New Cybersecurity Strategy Shifts Breach Responsibility to Vendors, Software Providers


By staff writer.

The White House wants to shift the responsibility for cybersecurity away from individuals and small businesses to entities that hold onto personal data, software makers and vendors. US President Joe Biden said the stakeholders best placed to prevent bad cyber outcomes needed to take more of the burden to prevent them.

His comments accompanied the release of the US National Cybersecurity Strategy 2023 on March 1. Calling the 2020s a “decisive decade” for cybersecurity, a statement from The White House following the strategy’s release said the US will “reimagine” cybersecurity and reshape how roles, responsibilities, and resources are allocated.

“We face a complex threat environment, with state and non-state actors developing and executing novel campaigns to threaten our interests,” reads the statement. The strategy revolves around five pillars – defending critical infrastructure; disrupting and dismantling threat actors; shaping market forces to “drive security and resilience”; investing in the future; and pursuing international partnerships with like-minded allies.

The ambition to shape market forces has sparked the most immediate response. “Continued disruptions of critical infrastructure and thefts of personal data make clear that market forces alone have not been enough to drive broad adoption of best practices in cybersecurity and resilience,” the strategy notes.

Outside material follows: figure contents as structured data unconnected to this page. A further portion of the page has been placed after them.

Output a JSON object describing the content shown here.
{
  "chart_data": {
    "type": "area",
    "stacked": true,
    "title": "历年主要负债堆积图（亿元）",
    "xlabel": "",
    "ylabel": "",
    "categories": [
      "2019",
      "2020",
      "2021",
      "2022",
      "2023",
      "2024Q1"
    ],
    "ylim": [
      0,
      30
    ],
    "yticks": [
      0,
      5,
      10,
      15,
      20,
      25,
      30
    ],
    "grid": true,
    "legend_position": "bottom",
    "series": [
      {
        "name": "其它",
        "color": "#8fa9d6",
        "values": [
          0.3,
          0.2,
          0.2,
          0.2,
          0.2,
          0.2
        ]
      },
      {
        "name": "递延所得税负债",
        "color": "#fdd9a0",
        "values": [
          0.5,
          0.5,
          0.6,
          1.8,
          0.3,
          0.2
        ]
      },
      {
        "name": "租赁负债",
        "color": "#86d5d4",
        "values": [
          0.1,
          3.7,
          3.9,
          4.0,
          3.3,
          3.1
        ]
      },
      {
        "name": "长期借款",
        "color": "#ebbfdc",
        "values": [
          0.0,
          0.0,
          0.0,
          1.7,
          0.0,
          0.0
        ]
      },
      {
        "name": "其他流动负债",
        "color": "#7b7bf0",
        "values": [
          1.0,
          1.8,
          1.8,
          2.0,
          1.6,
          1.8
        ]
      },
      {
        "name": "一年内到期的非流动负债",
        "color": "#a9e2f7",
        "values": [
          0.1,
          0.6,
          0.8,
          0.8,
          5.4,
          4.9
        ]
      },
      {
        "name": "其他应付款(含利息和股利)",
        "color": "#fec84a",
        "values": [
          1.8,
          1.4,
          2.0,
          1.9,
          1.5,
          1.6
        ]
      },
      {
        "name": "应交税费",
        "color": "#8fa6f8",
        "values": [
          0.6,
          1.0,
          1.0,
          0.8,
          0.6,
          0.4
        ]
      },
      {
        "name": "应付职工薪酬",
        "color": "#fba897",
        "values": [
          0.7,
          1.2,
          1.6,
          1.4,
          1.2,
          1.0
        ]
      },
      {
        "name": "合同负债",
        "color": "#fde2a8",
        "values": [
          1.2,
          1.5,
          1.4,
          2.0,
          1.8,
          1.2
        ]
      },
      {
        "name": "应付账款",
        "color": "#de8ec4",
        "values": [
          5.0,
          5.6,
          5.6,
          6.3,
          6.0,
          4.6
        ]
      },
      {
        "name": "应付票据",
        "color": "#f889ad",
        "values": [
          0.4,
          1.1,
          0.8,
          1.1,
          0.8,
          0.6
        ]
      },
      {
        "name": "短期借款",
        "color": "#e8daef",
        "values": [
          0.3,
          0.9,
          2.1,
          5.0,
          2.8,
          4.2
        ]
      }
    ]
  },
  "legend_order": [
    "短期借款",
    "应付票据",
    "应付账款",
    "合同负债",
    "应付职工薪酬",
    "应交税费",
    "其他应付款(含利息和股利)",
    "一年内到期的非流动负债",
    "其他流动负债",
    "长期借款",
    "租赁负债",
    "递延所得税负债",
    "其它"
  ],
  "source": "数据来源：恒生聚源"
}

“The Administration will work with Congress and the private sector to develop legislation establishing liability for software products and services. Any such legislation should prevent manufacturers and software publishers with market power from fully disclaiming liability by contract and establish higher standards of care for software in specific high-risk scenarios.”

The White House also wants to hold what it calls “the stewards of our data” accountable for data breaches, saying all too often, individuals who deal with those entities are left to deal with the consequences of cyberattacks. The White House says when entities holding onto data fail to protect it adequately, they “externalise the cost,” and often to people who will experience disproportionally high levels of harm from cyber breaches.

“Too much of the responsibility for cybersecurity has fallen on individual users and small organisations,” said Biden. “We will re-balance the responsibility to be more effective and equitable.”

Edgard Capdevielle, CEO of California software company Nozomi Networks, welcomed the strategy, saying it underscores “we are all on the same team.” But he said attempts to shift responsibility will be met with varying responses from CEOs and will take time and money, something that The White House needs to consider.

“The National Cyber Strategy’s non-voluntary requirements for critical infrastructure to increase cybersecurity posture will be met with varying responses from CEOs and boards alike,” he said. “While the impetus for a better cyber posture to defend against potential nation-state adversaries is wise and necessary, the ability for these entities to identify the budget and personnel to manage these pieces will take time, as it is for most companies in this macroeconomic climate.”

The White House says the strategy’s implementation is already underway and that the Office of the National Cyber Director will oversee it.